WHO recommends "human challenge" trials to be reviewed by an ethics committee and "informed consent" to be "rigorous," its spokeswoman said on Tuesday (October 20).
Asked about Britain announcing that young and healthy volunteers will be deliberately infected with COVID-19, to accelerate the development of vaccines for the disease, WHO spokeswoman Margaret Harris said that "if people are considering this, it must be overseen by an ethics committee and the volunteers must have full consent and they must select the volunteers in order to minimize their risk. Because you will be challenging people with a virus that we do not have a treatment for."
The UK government said it would invest 33.6 million pounds ($43.5 million) in the studies in partnership with Imperial College London, laboratory and trial services company hVIVO, and the Royal Free London NHS Foundation Trust.
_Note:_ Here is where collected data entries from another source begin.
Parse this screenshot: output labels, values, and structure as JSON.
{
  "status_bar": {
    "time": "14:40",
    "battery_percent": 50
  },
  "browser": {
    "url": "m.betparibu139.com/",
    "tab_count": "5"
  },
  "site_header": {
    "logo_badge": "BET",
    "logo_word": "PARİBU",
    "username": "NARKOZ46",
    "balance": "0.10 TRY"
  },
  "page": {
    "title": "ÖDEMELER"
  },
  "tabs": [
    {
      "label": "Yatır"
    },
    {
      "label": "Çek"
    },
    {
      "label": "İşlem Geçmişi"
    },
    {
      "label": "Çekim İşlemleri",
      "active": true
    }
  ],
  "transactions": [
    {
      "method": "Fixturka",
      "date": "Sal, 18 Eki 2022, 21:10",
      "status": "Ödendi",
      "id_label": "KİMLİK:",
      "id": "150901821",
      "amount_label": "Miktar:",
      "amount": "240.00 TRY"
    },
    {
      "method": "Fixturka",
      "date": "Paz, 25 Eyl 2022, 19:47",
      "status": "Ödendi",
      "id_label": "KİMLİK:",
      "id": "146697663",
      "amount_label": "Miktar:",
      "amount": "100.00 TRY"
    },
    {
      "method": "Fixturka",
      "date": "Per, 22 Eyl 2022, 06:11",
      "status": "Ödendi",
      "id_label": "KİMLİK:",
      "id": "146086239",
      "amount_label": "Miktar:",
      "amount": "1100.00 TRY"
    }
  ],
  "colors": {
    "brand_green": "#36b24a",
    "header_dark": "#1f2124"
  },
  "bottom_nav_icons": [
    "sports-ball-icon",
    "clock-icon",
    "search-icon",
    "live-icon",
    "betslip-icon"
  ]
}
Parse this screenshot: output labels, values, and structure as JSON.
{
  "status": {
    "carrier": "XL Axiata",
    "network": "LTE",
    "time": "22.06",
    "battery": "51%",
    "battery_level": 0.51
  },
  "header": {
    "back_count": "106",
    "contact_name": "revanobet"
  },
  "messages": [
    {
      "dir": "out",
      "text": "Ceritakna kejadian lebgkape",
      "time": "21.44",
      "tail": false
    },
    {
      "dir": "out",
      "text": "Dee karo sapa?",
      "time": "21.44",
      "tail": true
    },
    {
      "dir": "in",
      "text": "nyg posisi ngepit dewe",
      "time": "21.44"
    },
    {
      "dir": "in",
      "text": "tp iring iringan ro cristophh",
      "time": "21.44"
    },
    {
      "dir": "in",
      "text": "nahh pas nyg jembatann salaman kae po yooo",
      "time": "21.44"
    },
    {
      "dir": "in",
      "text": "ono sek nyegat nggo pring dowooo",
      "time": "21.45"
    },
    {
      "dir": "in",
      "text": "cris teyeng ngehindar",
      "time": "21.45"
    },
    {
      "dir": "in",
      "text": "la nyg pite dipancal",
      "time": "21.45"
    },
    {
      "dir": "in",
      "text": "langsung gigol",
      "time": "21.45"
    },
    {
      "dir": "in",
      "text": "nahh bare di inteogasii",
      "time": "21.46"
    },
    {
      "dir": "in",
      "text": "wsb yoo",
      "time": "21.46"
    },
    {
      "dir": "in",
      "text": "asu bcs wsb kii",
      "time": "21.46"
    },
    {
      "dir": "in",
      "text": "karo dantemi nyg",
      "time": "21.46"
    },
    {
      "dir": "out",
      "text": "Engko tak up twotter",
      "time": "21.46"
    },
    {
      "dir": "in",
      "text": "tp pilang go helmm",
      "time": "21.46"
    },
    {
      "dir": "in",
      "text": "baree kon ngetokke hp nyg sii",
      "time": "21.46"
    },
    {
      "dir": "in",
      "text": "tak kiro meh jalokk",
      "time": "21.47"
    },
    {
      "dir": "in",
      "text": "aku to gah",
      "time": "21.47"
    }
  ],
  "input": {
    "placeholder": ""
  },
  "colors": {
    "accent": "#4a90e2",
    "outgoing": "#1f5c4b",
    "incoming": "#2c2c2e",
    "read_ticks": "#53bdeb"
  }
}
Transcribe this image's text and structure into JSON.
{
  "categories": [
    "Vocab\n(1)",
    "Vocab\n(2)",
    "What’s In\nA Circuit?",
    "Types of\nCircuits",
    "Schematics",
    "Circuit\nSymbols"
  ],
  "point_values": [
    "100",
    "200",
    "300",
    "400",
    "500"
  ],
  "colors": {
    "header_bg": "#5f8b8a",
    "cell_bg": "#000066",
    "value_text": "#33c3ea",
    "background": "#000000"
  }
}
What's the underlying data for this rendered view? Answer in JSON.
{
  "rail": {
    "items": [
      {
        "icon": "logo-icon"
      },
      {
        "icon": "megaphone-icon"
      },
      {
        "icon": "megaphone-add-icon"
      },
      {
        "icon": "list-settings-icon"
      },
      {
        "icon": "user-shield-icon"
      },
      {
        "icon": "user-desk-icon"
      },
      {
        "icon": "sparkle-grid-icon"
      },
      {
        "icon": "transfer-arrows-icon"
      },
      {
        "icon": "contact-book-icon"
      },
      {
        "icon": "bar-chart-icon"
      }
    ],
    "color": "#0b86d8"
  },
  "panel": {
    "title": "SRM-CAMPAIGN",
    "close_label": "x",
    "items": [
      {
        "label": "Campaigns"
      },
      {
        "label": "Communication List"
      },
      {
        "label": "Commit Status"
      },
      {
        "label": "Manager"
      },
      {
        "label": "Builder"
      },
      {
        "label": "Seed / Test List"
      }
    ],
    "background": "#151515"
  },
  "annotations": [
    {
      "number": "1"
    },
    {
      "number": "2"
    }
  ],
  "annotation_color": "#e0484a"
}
If approved by regulators and an ethics committee, the studies would start in January with results expected by May 2021, the government said.
Britain's hVIVO, a unit of pharmaceutical services company Open Orphan, said on Friday (October 16) it was carrying out preliminary work for the trials.
Using controlled doses of virus, the aim of the research team will initially be to discover the smallest amount of virus it takes to cause COVID-19 infection in small groups of healthy young people, aged between 18 and 30, who are at the lowest risk of harm, the government said. Up to 90 volunteers could be involved at the early stage, it said.